After upgrading to MariaDB-10.0.22-Galera we seem to trigger a condition which causes a complete lockup on the database. However the errorlog or innodb engine status do not seem to recognize it as such.
Setup: Three Centos6-x86_64 servers, two with MariaDB-10.0.22-Galera and one with the Garb deamon. The first of the MariaDB servers (Server1) is used for all application queries, the second one (Server2) for running incremental backups (every 5 minutes).
When we are running a performance test on the application (and thus create a simple query load on Server1) after some time the database will enter a locked state.
The conditions we have been able to isolate:
- Servers are running MariaDB-10.0.22-Galera (does not occur with 10.0.21)

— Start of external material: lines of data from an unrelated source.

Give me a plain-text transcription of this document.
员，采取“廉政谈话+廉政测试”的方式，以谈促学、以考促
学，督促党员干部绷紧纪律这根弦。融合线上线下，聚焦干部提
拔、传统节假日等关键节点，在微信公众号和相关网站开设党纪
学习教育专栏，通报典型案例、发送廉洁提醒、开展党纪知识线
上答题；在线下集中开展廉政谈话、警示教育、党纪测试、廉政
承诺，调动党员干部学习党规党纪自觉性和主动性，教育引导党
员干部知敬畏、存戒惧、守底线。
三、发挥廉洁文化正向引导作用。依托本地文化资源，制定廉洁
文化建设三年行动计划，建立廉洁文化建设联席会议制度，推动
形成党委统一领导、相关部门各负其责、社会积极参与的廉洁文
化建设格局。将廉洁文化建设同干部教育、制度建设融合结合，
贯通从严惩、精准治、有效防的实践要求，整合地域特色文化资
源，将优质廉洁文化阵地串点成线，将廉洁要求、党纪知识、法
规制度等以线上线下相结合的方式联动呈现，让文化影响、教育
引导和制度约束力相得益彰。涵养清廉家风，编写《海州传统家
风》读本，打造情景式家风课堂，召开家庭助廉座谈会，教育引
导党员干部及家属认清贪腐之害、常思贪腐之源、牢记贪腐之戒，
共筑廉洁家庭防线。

- Servers are running in cluster mode
- Application queries run against Server1
- Backup queries run against Server2
The queries used by the backup software on Server2 are attached (backup.txt). The processlist of Server1 after occurance of the issue is attached (processlist.txt) and also a gdb backtrace from all threads (backtrace.txt) on Server1. Server2 has an empty processlist as this time and backups can still continue to run from Server2 while Server1 has entered this locked state. The locked state does not timeout, the only option for recovery is a mysqld restart.
Unfortunately I have not been able yet to create a testcase to reproduce the issue on an isolated system. I can however trigger the issue at will by running the application performance test in our setup so gather additonal information.
Any help to find and resolve this issue would be greatly appreciated.